Die TV-Reportage “Der Schulleiter - lehren, lachen, leiden“ führt in eine Welt, die jeder zu kennen glaubt, und die doch jenseits aller Klischees eine Reihe von Überraschungen bereithält: Die Schule. Der Autor bietet mit seiner Kamera einen ungeschönten Blick auf den Schulalltag und zeigt, welche Aufgaben sein Protagonist, ein engagierter Schulleiter, neben seinem Unterricht und seiner Verwaltungsarbeit bewältigen muss. Läge die Barmbeker Schule Fraenkelstraße im antiken Athen, hätte der griechische Chef-Dramatiker Aristoteles in dem – wie von einer höheren Warte aus beseelten – Schulleiter einen tragischen Helden erkennen können, der täglich immer wieder das Unmögliche versucht. Die Kamera begleitet ihn und sein ebenso engagiertes Lehrerteam, das sich einzelnen Schülern intensiv widmet und ihnen sogar die Handy-Nummern gibt; für Notfälle...

Dennoch wird der Leiter nicht nur als Held dargestellt, sondern auch in seinen Schwächen gezeigt, etwa einer misslungenen Unterrichtsstunde. Hervorzuheben ist zudem das handwerkliche Geschick des Autors und Kameramanns, dem es gelang, auch dichte und heikle Situationen einzufangen und beklemmende O-Ton-Atmosphären wirkungsvoll gegeneinander zu schneiden. Nach Meinung der Jury leistet der Autor mit seiner Reportage einen ganz eigenen Beitrag zur aktuellen Bildungsdebatte. Er macht dabei auf einen vernachlässigten Aspekt des Themas aufmerksam: Die Schule ist nicht nur Institution zur Wissensvermittlung, die man durch veränderte Lehrpläne oder schulpolitische Vorgaben nach Belieben optimieren kann. Sie ist vielmehr ein komplexer Lebens- und Sozialraum - von verantwortungslosen Eltern als erzieherischer Schuttabladeplatz missbraucht -wächst ihr immer mehr die Rolle eines Familienersatzes zu.
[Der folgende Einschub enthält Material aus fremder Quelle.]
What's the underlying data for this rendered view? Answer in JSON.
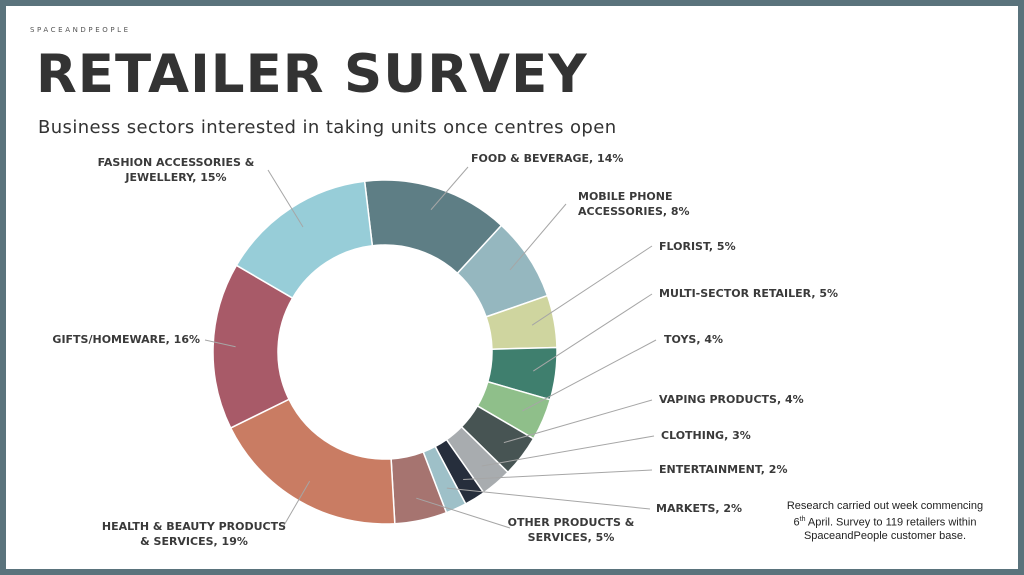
{
  "header": {
    "brand": "SPACEANDPEOPLE",
    "title": "RETAILER SURVEY",
    "subtitle": "Business sectors interested in taking units once centres open"
  },
  "footnote": {
    "line1": "Research carried out week commencing",
    "day": "6",
    "day_suffix": "th",
    "line2_rest": " April. Survey to 119 retailers within",
    "line3": "SpaceandPeople customer base."
  },
  "chart_data": {
    "type": "pie",
    "donut": true,
    "title": "Business sectors interested in taking units once centres open",
    "slices": [
      {
        "label": "FOOD & BEVERAGE, 14%",
        "name": "FOOD & BEVERAGE",
        "value": 14,
        "color": "#5e7e85"
      },
      {
        "label": "MOBILE PHONE ACCESSORIES, 8%",
        "name": "MOBILE PHONE ACCESSORIES",
        "value": 8,
        "color": "#95b7bf"
      },
      {
        "label": "FLORIST, 5%",
        "name": "FLORIST",
        "value": 5,
        "color": "#cfd59f"
      },
      {
        "label": "MULTI-SECTOR RETAILER, 5%",
        "name": "MULTI-SECTOR RETAILER",
        "value": 5,
        "color": "#3f7f6e"
      },
      {
        "label": "TOYS, 4%",
        "name": "TOYS",
        "value": 4,
        "color": "#8fbf8a"
      },
      {
        "label": "VAPING PRODUCTS, 4%",
        "name": "VAPING PRODUCTS",
        "value": 4,
        "color": "#475453"
      },
      {
        "label": "CLOTHING, 3%",
        "name": "CLOTHING",
        "value": 3,
        "color": "#a8acaf"
      },
      {
        "label": "ENTERTAINMENT, 2%",
        "name": "ENTERTAINMENT",
        "value": 2,
        "color": "#262e3c"
      },
      {
        "label": "MARKETS, 2%",
        "name": "MARKETS",
        "value": 2,
        "color": "#9ec0c8"
      },
      {
        "label": "OTHER PRODUCTS & SERVICES, 5%",
        "name": "OTHER PRODUCTS & SERVICES",
        "value": 5,
        "color": "#a67470"
      },
      {
        "label": "HEALTH & BEAUTY PRODUCTS & SERVICES, 19%",
        "name": "HEALTH & BEAUTY PRODUCTS & SERVICES",
        "value": 19,
        "color": "#c97c63"
      },
      {
        "label": "GIFTS/HOMEWARE, 16%",
        "name": "GIFTS/HOMEWARE",
        "value": 16,
        "color": "#a85a68"
      },
      {
        "label": "FASHION ACCESSORIES & JEWELLERY, 15%",
        "name": "FASHION ACCESSORIES & JEWELLERY",
        "value": 15,
        "color": "#97cdd8"
      }
    ],
    "legend": "none"
  }
}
Wie heißt es in dem Beitrag - „Nur wer aufgefangen wird, kann sich fallenlassen.“

Das ZEIT-Dossier ist hier zu lesen, den Fernsehbeitrag finden Sie hier.
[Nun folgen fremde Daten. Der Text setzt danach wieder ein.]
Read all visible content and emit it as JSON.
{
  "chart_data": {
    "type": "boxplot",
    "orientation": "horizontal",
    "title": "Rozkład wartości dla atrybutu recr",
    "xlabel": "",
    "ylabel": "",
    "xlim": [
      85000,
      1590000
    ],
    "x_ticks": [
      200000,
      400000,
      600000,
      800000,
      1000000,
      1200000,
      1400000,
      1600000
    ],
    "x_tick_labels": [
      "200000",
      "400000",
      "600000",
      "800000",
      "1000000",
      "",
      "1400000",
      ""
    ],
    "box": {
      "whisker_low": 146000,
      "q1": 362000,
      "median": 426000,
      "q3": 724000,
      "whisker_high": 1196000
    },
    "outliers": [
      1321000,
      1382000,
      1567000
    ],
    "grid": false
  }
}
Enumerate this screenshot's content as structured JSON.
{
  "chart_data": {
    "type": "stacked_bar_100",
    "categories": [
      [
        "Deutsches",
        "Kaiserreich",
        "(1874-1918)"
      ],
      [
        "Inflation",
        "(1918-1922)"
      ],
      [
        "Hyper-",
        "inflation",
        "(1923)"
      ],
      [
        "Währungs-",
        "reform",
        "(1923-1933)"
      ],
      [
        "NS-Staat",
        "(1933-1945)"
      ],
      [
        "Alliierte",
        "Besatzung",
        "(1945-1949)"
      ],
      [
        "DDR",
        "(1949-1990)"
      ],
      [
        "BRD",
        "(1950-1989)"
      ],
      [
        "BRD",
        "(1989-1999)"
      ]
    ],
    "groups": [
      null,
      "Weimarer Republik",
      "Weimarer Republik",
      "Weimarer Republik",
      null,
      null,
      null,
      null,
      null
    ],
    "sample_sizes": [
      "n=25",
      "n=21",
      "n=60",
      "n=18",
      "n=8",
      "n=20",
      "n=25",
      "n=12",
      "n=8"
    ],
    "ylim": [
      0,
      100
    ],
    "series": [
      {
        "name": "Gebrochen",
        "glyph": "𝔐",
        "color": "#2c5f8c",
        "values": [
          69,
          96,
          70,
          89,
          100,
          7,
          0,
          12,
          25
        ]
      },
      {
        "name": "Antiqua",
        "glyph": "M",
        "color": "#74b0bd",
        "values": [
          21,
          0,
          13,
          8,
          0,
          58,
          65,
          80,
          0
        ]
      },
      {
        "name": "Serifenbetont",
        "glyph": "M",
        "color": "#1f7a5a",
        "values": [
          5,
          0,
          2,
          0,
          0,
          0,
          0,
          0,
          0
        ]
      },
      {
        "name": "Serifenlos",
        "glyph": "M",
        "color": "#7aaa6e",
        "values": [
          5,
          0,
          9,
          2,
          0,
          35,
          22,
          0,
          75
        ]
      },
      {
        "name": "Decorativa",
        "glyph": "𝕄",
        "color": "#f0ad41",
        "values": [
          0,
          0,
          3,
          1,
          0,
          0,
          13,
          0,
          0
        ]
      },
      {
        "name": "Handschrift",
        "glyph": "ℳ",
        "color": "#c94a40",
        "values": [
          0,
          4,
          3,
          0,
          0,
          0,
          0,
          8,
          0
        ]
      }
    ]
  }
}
Im Jahr 2021 hat Timo Großpietsch den Erich-Klabunde-Preis ein zweites Mal erhalten - dann gemeinsam mit Christian von Brockhausen.​​​​​​​

Die Preisträger Wolfgang Uchatius und Timo Großpietsch (2. und 3. v.r.) flankiert von Marina Friedt und der Moderatorin des Ballabends, Susanne Stichler. Außerdem im Bild: Der ehemalige Vorsitzende des BJV Dr. Wolfgang Stöckel. (Foto: Florian Büh)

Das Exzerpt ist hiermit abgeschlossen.